FedEx Corporation (FDX, Financial) pioneered overnight delivery services in 1973. Since then, this North American firm has grown to become the world’s largest express delivery company, followed by United Parcel Services (UPS, Financial) and DHL, operated by Deutsche Post AG (DPW.DE, Financial). Apart from its core express product, the firm has diversified now to offer a vast portfolio of transportation, e-commerce and business services.

A Narrow Moat

FedEx boasts a narrow economic moat that stems from its global shipping network, efficient scale and subsequent cost advantages. It is highly difficult for any competitor to replicate its business, given the huge volumes it would have to develop in order to cover the immense fixed costs of such a system. Thus, the company’s positioning as one of only two colossi in the U.S. domestic parcel shipping is not expected to change. The immense parcel volumes handled by FedEx provide a cost advantage that makes pricing competition difficult for lower-volume entrants. Proof of this is the case of competent DHL, which after massive losses and a full decade trying to consolidate its domestic express delivery business, finally exited this market in 2009.
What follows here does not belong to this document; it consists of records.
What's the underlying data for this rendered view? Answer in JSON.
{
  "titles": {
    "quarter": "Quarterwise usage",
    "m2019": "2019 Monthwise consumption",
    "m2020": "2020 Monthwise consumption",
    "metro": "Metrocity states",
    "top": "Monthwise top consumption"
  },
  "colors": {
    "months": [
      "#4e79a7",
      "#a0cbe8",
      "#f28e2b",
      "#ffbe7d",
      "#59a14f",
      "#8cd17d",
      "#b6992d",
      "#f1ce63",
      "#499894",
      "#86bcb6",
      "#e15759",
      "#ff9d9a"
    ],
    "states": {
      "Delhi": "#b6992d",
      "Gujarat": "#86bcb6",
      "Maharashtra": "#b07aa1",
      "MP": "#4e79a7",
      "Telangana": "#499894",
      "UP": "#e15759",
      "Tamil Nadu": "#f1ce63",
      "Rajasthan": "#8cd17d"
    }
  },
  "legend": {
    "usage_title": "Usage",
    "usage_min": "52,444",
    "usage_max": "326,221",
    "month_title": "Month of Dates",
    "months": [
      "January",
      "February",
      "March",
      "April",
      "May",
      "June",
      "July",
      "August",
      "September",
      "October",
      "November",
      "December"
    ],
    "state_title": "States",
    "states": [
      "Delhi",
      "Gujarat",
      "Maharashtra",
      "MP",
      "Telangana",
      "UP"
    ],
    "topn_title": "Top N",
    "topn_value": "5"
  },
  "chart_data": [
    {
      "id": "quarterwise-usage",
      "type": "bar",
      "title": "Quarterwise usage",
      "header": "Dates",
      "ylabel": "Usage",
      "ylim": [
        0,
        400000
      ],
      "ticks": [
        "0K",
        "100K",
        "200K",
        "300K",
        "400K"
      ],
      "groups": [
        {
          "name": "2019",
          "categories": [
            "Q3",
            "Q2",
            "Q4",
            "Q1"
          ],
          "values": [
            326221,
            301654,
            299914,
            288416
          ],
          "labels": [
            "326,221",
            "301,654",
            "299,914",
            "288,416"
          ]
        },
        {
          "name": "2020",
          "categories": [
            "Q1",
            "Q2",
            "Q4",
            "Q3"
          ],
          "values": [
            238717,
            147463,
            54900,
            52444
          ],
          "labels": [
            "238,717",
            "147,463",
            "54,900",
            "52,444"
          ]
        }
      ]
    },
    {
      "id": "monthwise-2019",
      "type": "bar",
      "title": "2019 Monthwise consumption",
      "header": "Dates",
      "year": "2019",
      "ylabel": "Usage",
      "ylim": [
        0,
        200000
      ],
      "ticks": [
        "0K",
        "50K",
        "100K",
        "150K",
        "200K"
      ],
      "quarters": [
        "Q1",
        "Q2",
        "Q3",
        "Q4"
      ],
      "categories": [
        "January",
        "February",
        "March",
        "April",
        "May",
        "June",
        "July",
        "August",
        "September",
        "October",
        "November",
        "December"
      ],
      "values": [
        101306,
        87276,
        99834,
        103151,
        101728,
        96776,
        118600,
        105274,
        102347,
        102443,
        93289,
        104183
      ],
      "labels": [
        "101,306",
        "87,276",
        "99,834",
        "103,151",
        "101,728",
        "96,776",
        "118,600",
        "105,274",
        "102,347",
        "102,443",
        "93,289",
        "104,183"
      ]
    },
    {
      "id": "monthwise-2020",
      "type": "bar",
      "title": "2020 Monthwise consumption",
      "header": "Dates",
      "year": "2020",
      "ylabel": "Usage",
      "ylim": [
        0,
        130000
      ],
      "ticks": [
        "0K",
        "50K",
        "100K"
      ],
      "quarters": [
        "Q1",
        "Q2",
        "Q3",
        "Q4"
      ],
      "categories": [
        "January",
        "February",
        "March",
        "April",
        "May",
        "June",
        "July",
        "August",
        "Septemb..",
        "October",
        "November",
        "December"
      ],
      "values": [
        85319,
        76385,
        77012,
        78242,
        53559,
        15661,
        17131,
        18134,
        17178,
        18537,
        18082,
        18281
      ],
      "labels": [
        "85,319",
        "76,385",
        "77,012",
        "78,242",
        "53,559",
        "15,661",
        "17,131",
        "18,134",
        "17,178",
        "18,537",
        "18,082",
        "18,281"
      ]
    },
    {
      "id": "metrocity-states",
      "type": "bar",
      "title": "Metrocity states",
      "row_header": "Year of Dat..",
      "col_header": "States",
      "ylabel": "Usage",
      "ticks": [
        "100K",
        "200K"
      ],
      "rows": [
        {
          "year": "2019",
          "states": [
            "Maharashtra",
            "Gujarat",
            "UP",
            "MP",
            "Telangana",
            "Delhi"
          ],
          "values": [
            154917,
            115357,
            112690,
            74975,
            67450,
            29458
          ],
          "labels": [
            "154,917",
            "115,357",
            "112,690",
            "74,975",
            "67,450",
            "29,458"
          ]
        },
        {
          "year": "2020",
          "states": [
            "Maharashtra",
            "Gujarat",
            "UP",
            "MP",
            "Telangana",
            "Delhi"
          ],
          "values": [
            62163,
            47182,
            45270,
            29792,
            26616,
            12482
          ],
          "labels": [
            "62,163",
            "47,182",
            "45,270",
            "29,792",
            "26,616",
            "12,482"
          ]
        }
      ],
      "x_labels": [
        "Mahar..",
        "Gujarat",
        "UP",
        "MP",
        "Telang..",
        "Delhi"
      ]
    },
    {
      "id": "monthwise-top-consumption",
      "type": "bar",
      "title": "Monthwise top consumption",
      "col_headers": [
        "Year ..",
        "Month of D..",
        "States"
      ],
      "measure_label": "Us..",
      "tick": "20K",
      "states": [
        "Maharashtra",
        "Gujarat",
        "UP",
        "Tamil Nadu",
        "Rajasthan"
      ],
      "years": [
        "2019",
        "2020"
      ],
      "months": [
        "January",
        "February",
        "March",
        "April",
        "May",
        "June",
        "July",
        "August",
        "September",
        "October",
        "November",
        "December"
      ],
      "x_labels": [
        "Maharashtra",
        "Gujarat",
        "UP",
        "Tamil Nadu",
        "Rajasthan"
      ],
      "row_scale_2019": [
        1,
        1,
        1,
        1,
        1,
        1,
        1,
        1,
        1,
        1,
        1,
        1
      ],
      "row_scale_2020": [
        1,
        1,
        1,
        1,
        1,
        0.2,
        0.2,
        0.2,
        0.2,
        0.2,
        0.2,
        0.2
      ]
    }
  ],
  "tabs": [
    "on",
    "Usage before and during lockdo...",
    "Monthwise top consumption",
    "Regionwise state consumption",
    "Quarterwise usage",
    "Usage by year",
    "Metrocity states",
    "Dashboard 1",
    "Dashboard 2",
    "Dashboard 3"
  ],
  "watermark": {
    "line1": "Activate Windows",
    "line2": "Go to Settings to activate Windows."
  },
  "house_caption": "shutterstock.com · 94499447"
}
Moreover, the company has improved its competitive advantages by diversifying into additional shipping modes in order to better meet customers’ needs. Hence, the firm purchased assets for domestic ground delivery and less-than-truckload freight, and also built an asset-light air and ocean forwarding network.

Increasing Profitability

Since the great recession, a strong customer trend towards switching from express delivery to cheaper ground services has been consolidating, which clearly reflects on the earnings generated by each division. Furthermore, while the express segment generated about 60% of total sales, the firm’s ground operations generated 60% of total operating profits on 24% of total sales in fiscal 2013. Consequently, FedEx is expanding its high-margin ground business to boost profits and cover customers’ increasing demand. To better match changing trends, the firm is also realigning its international express operations, which reported growth of lower-yield international economy shipments and decay in international priority volume.

Higher Rates and Cost Savings

FedEx continues to successfully implement higher shipping rates, thus enlarging revenue growth. Along these lines, the firm increased its FedEx Express rates by 3.9% and its FedEx Ground rates by 4.9% for 2014. It also introduced “FedEx One Rate”, a flat rate shipping system available on Express packages, for individual shippers and small businesses.

Moving forward, the company has set a target of 1.6 billion in incremental profit at FedEx Express for 2016 and 30% improvement in fuel efficiency of its fleet for 2020. To this aim, the company is investing in infrastructure developments like the modernization of its fleet through the acquisition of fuel-efficient aircrafts, which will improve the firm’s cost structure by means of reducing fuel consumption.

Solid Prospects

FedEx profitability improvements and its stock repurchase program are expected to hit on earnings. Consequently, the company has increased its 2014 earnings growth guidance to between 8% to 14% per share from its earlier 7% to 13% range. Its stocks trade at 26.4 its trailing earnings, a slight premium compared to the industry median of 23.1. Its return on equity is 9% against its rivals’ 6% average, and its return on capital showcases a healthy 13.20% compared to the industry average of 7.20%. Moreover, improved pricing, volume yield and cost structure will continue to bolster profits. Investment guru Daniel Loeb (Trades, Portfolio) recently increased his holdings by 25% backing my feeling that these stocks are a solid investment opportunity with long-term growth potential.

Disclosure: Vanina Egea holds no position in any stocks mentioned.